Scalability Flexibility
Perhaps the greatest factor in hiring an in-person employee is the fixed-cost employment structure that allows no room for growth or decreases in payment structure over time. If the quarterly earnings fall below anticipated success levels but fixed payments still maintain universal rates no matter how many hours worked or if hourly support increases.
Virtual assistance means scalable opportunities where hours can be shifted based on actual needs without permanent salary commitments. If a practice experiences large volumes of patients over specific holidays but then finds its needs smaller on Wednesdays or Fridays, virtual staffing provides the flexibility necessary without needing new employees – just those who work remotely.
The same goes with specialized expertise: it’s easier to charge and hire a specific person with experience for insurance billing/treatment coordination/responsibility for patient communication than a person within who meets many of those categories but requires higher salaries and longer hiring times. Virtual support services provide specialized knowledge without requiring different employees for different segments.
Long-term Consequences
Finally, there are major long-term considerations. Practicing operations expect simple turnover from virtual assistants whose companies have backup staff that can step in who already know how to perform the functions needed – not requiring extra hiring time.
In addition, all employees require continuing education when they’re hired permanently. They expect salaries/benefits when good at their jobs and ask for more if they’re promoted/earn additional certifications – none of which happen with virtual assistants who bill at fixed fees.

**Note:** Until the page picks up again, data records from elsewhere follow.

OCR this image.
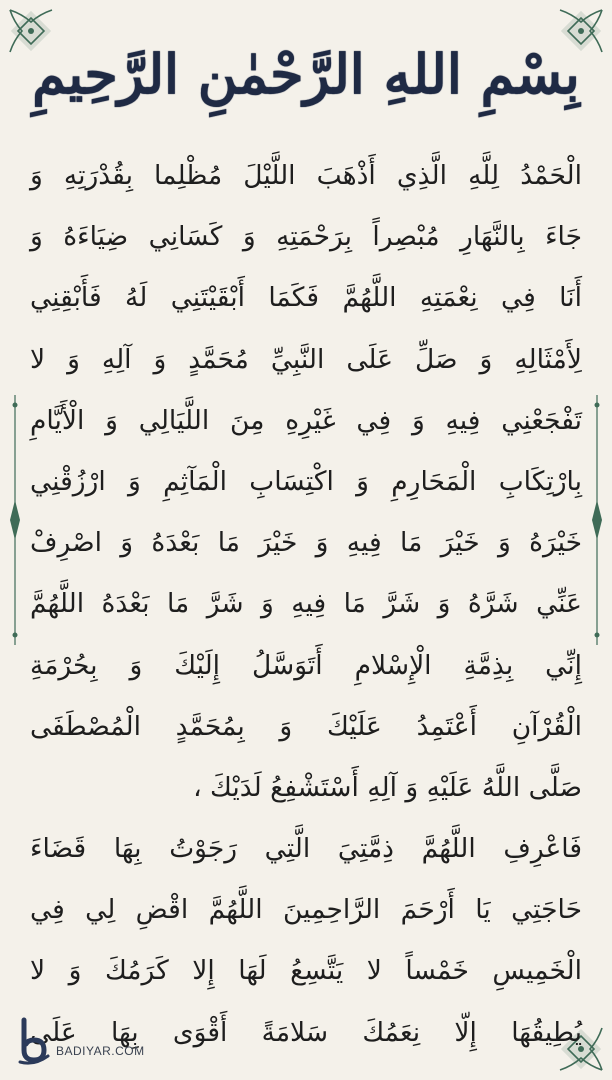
بِسْمِ اللهِ الرَّحْمٰنِ الرَّحِيمِ
الْحَمْدُ لِلَّهِ الَّذِي أَذْهَبَ اللَّيْلَ مُظْلِما بِقُدْرَتِهِ وَ
جَاءَ بِالنَّهَارِ مُبْصِراً بِرَحْمَتِهِ وَ كَسَانِي ضِيَاءَهُ وَ
أَنَا فِي نِعْمَتِهِ اللَّهُمَّ فَكَمَا أَبْقَيْتَنِي لَهُ فَأَبْقِنِي
لِأَمْثَالِهِ وَ صَلِّ عَلَى النَّبِيِّ مُحَمَّدٍ وَ آلِهِ وَ لا
تَفْجَعْنِي فِيهِ وَ فِي غَيْرِهِ مِنَ اللَّيَالِي وَ الْأَيَّامِ
بِارْتِكَابِ الْمَحَارِمِ وَ اكْتِسَابِ الْمَآثِمِ وَ ارْزُقْنِي
خَيْرَهُ وَ خَيْرَ مَا فِيهِ وَ خَيْرَ مَا بَعْدَهُ وَ اصْرِفْ
عَنِّي شَرَّهُ وَ شَرَّ مَا فِيهِ وَ شَرَّ مَا بَعْدَهُ اللَّهُمَّ
إِنِّي بِذِمَّةِ الْإِسْلامِ أَتَوَسَّلُ إِلَيْكَ وَ بِحُرْمَةِ
الْقُرْآنِ أَعْتَمِدُ عَلَيْكَ وَ بِمُحَمَّدٍ الْمُصْطَفَى
صَلَّى اللَّهُ عَلَيْهِ وَ آلِهِ أَسْتَشْفِعُ لَدَيْكَ ،
فَاعْرِفِ اللَّهُمَّ ذِمَّتِيَ الَّتِي رَجَوْتُ بِهَا قَضَاءَ
حَاجَتِي يَا أَرْحَمَ الرَّاحِمِينَ اللَّهُمَّ اقْضِ لِي فِي
الْخَمِيسِ خَمْساً لا يَتَّسِعُ لَهَا إِلا كَرَمُكَ وَ لا
يُطِيقُهَا إِلّا نِعَمُكَ سَلامَةً أَقْوَى بِهَا عَلَى
BADIYAR.COM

Making The Right Choice For Your Practice
Choosing between in-person and virtual employees relies on practical operational needs/growth projections/financial realities. If constant physical presence is needed; if highly confidential in-person tasks must be met; if a business prefers to have direct staffing control – in-person hiring makes sense despite cheaper alternatives.
However, if practices want more cost-effective options with flexible hiring abilities based on job volume with specialized knowledge potential expansion is even easier – remote staffing makes much more practical sense.
Determining what’s truly cost-effective for either option helps bridge the gaps regarding practical operational needs without compromising any growth projections financially.